A singer belts out a number so heartfelt I expect her to burst into tears. After a costume change, she’s back to work the crowd, and doesn’t stop until each customer has revealed his home town and gotten a snippet of song.

The dancers return, bent on audience participation. They bring people up onstage and throw them around in giddy tango moves. I cower in my chair as the dashing male dancer pulls our Brazilian tablemate to her feet. Most victims go willingly — the tango has crept into their blood.

All in all, for $4 we get two spectacular pairs of dancers, two singers and three costume changes — washed down with $2 glasses of smooth Argentine champagne.

If you’re determined to spend more to see a flashy tourist show, most hotel concierges will be glad to oblige (kickbacks assure it). Typically, you’ll be picked up at your hotel and served dinner at a club featuring a show with grander dance numbers, multiple singers and plenty of costume changes.

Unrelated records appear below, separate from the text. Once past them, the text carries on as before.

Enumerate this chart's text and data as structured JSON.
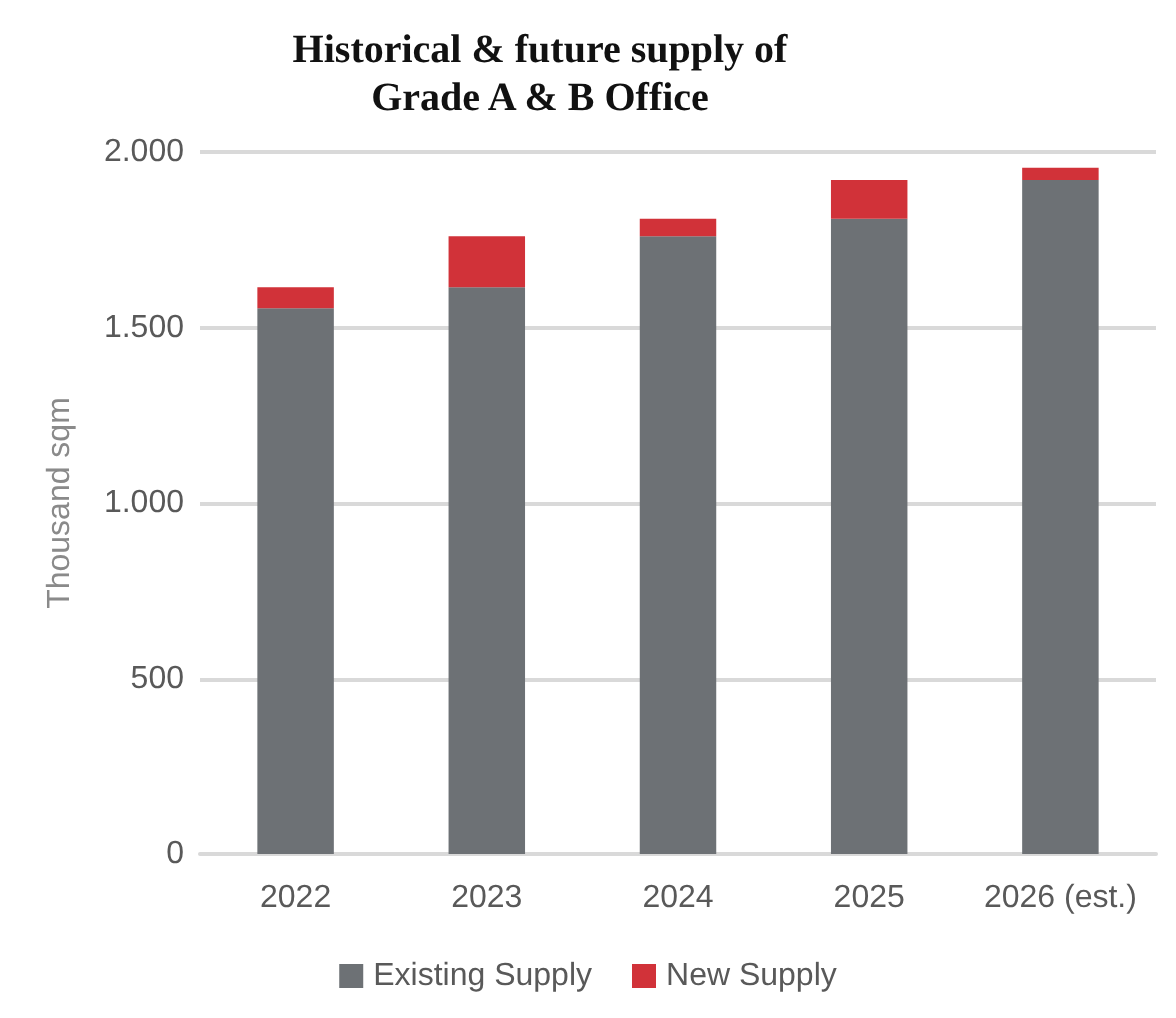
{
  "chart_data": {
    "type": "bar",
    "title": "Historical & future supply of\nGrade A & B Office",
    "ylabel": "Thousand sqm",
    "categories": [
      "2022",
      "2023",
      "2024",
      "2025",
      "2026 (est.)"
    ],
    "stacked": true,
    "series": [
      {
        "name": "Existing Supply",
        "color": "#6d7175",
        "values": [
          1555,
          1615,
          1760,
          1810,
          1920
        ]
      },
      {
        "name": "New Supply",
        "color": "#d13239",
        "values": [
          60,
          145,
          50,
          110,
          35
        ]
      }
    ],
    "ylim": [
      0,
      2000
    ],
    "yticks": [
      0,
      500,
      {
        "value": 1000,
        "label": "1.000"
      },
      {
        "value": 1500,
        "label": "1.500"
      },
      {
        "value": 2000,
        "label": "2.000"
      }
    ],
    "grid": "y",
    "legend": "bottom"
  }
}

We choose El Viejo Almacen, in a 200-year-old building where bohemians once gathered to hear the new tango music. The 240-seat house crackles with energy. Although this is a tourist show, the tourists are mostly from Latin America, so at times the crowd sings along with their sentimental favorites. The format is similar to the show at Cafe Tortoni, but less intimate (we don’t learn everybody’s home town). For $28 each, including two drinks but no dinner, we are well entertained.

Not a night owl? You can see tango by sunlight at impromptu performances around the city. We happen on dancers passing the hat along Calle Florida, a downtown pedestrian shopping street. They can often be found in the La Boca neighborhood, too. But the best selection is at the Sunday flea market in the San Telmo neighborhood, where pros and amateurs strut their moves as crowds gather ’round or peer from restaurant balconies.

One night, after a late dinner, we end up at the tiniest of tango clubs, Bar Sur, also in San Telmo, with 15 postage-stamp tables nestled around a black-and-white checkerboard dance floor. Pizza and empanadas are included with the $22 entrance fee. The nonstop entertainment features four dancers, a music trio, a male singer-guitarist and an older female singer who spills a lifetime of emotion into every number.

The inevitable audience participation moment arrives, and a stunning red-haired dancer invites my husband onto the floor. Paul takes the challenge, dredging up rusty moves from our wedding reception. So when a suave male dancer approaches me, I blurt one of my few Spanish phrases, “Si, como no?” — “Yes, why not?” As he twirls me across the floor, it feels like a sexy amusement park ride.

The next day, we decide we have to take lessons. The Academia Nacional del Tango, next to Cafe Tortoni, has a class that night with an English-speaking teacher for less than $2 a person.

We meet in a long, high-ceilinged room with chandeliers and parquet floors. Liliana, the teacher, introduces us to a fellow student who plants kisses on our cheeks as if we’re old friends. Liliana watches our moves, shaking her head, then dances separately with each of us. “Just relax!” she admonishes me. “Stop walking like Jerry Lewis!” she directs Paul.

By the end of class, we’ve learned three new steps. Liliana rewards us with kisses, as a lithe classmate calls, “You must come back and stay longer. Come to class again.”

Buoyed by our success, we decide to venture deep into the local tango scene by attending a milonga, a sort of floating dance party that few tourists encounter. We get the location from another tango teacher but are uncertain when the cab drops us at a deserted intersection at midnight. Then we hear music pouring from second-story windows, discover a stairway and pay our $2 fee.

The place is jammed. On the dance floor, couples lean into each other, packed tight, moving counterclockwise, gliding to recorded music. They are old, young, dressed in sequins and blue jeans.

Paul pilots me into the throng. I remember not to lead and to let the drama of the music wash over me. It is sexy, dangerous, a touch melancholy — and I have surrendered.

We leave the club at 2 a.m. A taxi scoops us up. On its door are silhouetted dancers and the name Tango Cab — as if to affirm that finally we, too, are dancers.